Theoretically, this effect can be explained as cognitive elaboration that occurs when students discuss new knowledge with fellow students [34, 35]. Peer discussion is a powerful form of active learning that can lead to co-construction of knowledge, the formation of new ideas [36, 37] and the development of elaborate mental models [38]. In the case of peer modelling, students may elaborate more deeply on what peer models demonstrate when they discuss the modelled performance with each other. As a consequence, they may emulate more features of the modelled performance.

In sum, medical students can practice future teaching skills by giving peer feedback. Modelling good feedback principles may be an effective method to teach students how to give peer feedback, especially when modelling is followed by peer discussion in order to elaborate on the modelled feedback principles. However, this hypothesis has not been tested yet in medical education.
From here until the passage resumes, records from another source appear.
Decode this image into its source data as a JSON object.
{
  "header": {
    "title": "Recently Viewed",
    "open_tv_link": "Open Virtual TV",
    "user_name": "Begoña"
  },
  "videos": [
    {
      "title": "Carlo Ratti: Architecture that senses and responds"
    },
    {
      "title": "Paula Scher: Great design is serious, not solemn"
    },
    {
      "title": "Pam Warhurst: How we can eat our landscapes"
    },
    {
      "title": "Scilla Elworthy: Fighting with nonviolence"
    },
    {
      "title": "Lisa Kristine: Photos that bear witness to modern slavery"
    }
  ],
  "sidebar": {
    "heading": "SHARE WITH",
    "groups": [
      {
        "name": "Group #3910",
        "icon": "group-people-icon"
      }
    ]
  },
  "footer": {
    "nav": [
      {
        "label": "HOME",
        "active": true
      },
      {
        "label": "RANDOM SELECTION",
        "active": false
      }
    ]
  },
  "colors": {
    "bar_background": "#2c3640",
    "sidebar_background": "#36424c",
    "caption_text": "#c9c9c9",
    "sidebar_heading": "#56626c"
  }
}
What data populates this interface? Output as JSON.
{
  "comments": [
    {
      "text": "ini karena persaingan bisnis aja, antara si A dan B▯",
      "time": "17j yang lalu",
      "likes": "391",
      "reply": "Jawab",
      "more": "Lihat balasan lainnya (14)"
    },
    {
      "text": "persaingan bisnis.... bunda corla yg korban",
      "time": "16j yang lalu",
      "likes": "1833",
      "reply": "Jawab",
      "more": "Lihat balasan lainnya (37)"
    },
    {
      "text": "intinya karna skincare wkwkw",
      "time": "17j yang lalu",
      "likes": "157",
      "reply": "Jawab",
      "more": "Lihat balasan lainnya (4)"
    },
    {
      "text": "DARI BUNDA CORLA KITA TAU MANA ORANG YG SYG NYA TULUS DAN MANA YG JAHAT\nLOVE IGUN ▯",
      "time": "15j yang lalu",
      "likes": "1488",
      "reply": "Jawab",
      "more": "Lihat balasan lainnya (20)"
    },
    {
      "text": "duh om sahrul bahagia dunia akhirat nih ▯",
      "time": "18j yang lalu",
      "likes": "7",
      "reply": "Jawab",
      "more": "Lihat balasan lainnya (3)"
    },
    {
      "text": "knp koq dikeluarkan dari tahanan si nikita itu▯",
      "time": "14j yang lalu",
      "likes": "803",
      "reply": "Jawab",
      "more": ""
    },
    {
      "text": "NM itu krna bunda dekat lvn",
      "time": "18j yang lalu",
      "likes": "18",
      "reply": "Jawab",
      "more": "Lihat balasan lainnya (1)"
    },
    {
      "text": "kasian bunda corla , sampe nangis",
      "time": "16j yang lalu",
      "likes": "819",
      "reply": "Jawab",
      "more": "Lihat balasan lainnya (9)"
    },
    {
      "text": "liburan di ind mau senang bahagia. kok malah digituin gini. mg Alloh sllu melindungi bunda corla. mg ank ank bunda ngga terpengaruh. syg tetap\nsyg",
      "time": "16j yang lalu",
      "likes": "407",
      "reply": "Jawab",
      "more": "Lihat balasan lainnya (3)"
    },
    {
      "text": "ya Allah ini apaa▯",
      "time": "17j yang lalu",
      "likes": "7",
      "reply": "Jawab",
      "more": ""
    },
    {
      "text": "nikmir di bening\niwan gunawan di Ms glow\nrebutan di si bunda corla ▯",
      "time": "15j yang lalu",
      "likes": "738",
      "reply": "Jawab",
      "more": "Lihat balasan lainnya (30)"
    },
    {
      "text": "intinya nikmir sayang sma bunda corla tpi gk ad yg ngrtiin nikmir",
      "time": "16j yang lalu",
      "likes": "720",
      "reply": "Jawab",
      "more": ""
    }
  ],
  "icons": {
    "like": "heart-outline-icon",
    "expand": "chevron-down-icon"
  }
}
Therefore, we investigated the effect of peer modelling followed by peer discussion of the modelled feedback principles on students’ emulation of the feedback principles. We expected that peer discussion would increase elaboration on the feedback principles and emulation of these principles. As a consequence, we hypothesised that peer modelling plus discussion would lead to more emulation of the feedback principles than either peer modelling alone or peer discussion of the feedback principles without previous modelling of these principles.

Methods

Design and setting

This study used a quasi-experimental, between-groups, pre-/post-measure design with three conditions: peer modelling plus discussion (MD), non-peer modelled example (ED), or peer modelling without discussion (M). The pre- and post-measures consisted of annotated peer feedback comments. The study took place in a Dutch medical school while students were writing their bachelor thesis (in the Netherlands, medical school starts at the bachelor level, when students are approximately 18 years old). In this particular medical school, students give peer feedback on multiple occasions throughout their undergraduate bachelor curriculum. For instance, in year 1 they role play consultations in the role of patient, doctor or observer and give peer feedback to the doctor. In addition, they peer review academic writing assignments in their first and second year of study. Therefore, peer feedback is implemented consistently throughout the curriculum.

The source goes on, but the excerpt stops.